Don’t allow yourself to fall for this trap. It’s very easy to get stumped deciding between two answer choices because you failed to consider each sentence’s meaning or to choose a wrong answer because it’s grammatically correct, and you didn’t notice that it makes no sense.
Of course, your knowledge of grammar rules will allow you to spot common SC errors such as subject-verb agreement errors, pronouns without logical antecedents, and dangling modifiers. Spotting those grammatical errors will allow you to quickly eliminate certain answer choices. However, any time you don’t find a “slam dunk” reason (or two) to eliminate an answer, you should ask yourself, “What is the meaning conveyed by this version of the sentence if I read it literally? Does that meaning make sense?” Furthermore, when you think you have a correct answer, double-check the meaning conveyed by that version of the sentence to ensure that the meaning is logical. You know that grammatically incorrect answers are incorrect; just don’t assume that grammatically correct answers are automatically correct.
Tip #3: Plug Each Answer Choice into the Full Sentence
A surefire way to spot both violations of grammar rules and errors in meaning is to plug each answer choice into the full sentence.
The reason this tactic is essential is that the underline in a Sentence Correction question (i.e., the portion of the sentence that is different in each answer choice) is strategically placed to make some incorrect answers look correct if you don’t read them in context.
You have to read each sentence version as a whole. If you look at an answer choice in isolation, you’re likely to miss or forget some aspect of the non-underlined portion of the sentence that makes that answer choice incorrect. In fact, GMAT test-takers have committed countless careless mistakes by reading the full sentence only when they first see an SC question, and then relying on memory when evaluating which answer choice will create a correct sentence. Often, test-takers use that method because they feel pressed for time, and often they end up missing errors that they would have easily recognized had they plugged the answer choice into the full sentence.

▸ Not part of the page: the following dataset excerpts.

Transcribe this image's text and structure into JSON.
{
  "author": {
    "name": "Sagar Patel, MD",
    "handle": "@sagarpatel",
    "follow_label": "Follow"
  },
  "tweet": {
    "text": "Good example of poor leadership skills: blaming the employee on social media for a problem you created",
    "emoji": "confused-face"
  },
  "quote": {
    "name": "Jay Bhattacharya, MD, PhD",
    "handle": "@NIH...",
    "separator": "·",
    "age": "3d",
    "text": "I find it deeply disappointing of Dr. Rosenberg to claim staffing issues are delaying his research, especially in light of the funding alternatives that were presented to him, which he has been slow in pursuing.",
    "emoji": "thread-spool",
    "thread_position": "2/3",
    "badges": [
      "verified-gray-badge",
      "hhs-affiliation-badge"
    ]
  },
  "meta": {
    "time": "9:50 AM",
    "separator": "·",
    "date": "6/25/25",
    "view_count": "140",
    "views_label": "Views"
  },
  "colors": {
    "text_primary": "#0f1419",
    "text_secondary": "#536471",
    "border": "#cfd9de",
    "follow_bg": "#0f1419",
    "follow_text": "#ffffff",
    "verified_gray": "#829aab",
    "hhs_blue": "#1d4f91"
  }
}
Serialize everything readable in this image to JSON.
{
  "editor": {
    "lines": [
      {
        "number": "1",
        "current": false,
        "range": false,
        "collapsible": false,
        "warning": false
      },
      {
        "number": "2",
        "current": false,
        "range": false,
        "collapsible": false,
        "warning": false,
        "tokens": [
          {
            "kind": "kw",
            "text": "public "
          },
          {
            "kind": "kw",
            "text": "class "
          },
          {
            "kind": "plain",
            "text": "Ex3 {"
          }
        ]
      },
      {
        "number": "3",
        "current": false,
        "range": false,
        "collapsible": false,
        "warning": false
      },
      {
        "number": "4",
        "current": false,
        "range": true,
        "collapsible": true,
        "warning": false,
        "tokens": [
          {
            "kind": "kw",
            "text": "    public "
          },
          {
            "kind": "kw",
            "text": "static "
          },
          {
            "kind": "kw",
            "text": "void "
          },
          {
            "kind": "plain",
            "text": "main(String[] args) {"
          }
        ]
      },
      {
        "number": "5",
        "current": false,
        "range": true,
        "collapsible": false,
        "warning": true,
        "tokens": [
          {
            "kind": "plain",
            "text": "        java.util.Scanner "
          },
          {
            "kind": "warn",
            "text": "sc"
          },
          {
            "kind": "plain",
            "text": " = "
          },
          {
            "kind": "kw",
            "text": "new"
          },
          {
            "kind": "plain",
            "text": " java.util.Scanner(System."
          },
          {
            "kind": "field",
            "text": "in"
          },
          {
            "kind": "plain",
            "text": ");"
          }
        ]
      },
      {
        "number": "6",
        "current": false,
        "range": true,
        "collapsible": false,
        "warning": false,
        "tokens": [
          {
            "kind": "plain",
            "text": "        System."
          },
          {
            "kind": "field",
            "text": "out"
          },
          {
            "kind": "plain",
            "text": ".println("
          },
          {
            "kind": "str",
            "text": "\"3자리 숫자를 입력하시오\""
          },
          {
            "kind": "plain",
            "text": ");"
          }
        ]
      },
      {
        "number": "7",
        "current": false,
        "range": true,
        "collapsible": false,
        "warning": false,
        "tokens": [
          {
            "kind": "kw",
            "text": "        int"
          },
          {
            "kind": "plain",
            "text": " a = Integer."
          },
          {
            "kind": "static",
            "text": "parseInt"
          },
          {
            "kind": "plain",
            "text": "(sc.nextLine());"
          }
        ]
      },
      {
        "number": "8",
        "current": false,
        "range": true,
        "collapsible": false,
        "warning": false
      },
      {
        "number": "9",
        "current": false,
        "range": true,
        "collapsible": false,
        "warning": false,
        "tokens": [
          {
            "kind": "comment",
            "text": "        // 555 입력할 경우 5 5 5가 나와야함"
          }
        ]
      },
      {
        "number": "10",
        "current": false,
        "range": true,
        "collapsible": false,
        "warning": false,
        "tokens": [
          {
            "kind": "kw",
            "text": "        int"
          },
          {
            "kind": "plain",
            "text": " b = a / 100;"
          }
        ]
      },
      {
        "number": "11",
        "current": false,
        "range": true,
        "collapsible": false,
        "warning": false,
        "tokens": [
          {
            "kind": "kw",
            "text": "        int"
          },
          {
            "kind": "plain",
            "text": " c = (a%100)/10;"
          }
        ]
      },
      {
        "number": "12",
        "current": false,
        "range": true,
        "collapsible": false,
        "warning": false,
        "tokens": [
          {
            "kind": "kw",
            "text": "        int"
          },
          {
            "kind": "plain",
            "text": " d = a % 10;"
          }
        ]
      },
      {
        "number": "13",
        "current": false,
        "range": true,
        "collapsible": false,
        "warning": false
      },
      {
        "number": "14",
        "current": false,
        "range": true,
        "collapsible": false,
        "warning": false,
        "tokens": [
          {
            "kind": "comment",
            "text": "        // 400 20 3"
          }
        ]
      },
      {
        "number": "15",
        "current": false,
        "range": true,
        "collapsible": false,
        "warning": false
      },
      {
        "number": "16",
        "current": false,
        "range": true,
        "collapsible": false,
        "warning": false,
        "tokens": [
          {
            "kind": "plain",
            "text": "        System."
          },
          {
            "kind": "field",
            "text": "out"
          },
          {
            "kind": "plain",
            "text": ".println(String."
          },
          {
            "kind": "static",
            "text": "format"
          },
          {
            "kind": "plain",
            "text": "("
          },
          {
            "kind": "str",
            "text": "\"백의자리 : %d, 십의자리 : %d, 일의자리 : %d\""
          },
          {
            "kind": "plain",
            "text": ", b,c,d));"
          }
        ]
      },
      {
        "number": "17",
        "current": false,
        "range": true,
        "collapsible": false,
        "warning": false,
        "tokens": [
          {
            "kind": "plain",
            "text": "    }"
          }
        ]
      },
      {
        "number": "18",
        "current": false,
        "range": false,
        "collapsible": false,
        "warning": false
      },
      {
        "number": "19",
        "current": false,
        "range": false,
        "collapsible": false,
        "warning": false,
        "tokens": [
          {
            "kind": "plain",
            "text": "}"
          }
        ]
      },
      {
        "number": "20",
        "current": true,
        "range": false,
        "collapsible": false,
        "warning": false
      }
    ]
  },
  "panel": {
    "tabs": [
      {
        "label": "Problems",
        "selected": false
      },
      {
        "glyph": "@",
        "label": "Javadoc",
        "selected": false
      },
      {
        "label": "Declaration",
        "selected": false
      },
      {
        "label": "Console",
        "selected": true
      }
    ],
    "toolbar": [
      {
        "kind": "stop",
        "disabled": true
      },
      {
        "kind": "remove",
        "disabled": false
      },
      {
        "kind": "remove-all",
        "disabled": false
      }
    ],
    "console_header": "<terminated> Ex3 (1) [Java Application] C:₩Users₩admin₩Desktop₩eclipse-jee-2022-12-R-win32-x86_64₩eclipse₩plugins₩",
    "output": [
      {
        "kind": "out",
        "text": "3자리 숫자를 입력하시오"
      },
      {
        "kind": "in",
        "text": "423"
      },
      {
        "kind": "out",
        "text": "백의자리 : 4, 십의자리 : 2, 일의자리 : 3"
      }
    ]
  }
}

Similarly, if you look at a sentence version only in pieces, you can miss big-picture issues, such as illogical sentence structures that convey nonsensical meanings or violate grammar rules. Identifying such issues may be well within your skill set. However, by not taking the full context into account, you “give away” questions you could otherwise answer correctly, thus lowering your GMAT score. So, don’t make the mistake of ignoring the non-underlined portion of the sentence.
Tip #4: The “Original” Sentence Is Not Special
Some GMAT students get the impression that the original sentence in an SC question stem conveys the “true” or intended meaning of the correct sentence, or that answer choices that deviate significantly from the “original” sentence will not be correct. Indeed, these Sentence Correction myths have been around for a long time.
In reality, all answer choices must be weighed equally. Choice (A) does not set a standard for the sentence meaning or structure that must be followed by the correct answer. In fact, in many Sentence Correction questions, all five answer choices provided are quite different from one another. A correct answer choice may create a sentence version that conveys a meaning that is very different from the meaning created by choice (A), or incorporate a word or phrase that didn’t appear in choice (A) (or eliminate one that did).
As a result, you must resist the urge to view the meaning of the sentence in the question stem as the “real” or “correct” meaning. There is no intended meaning that the correct sentence version has to express. The correct version will be the one that most effectively expresses a logical meaning.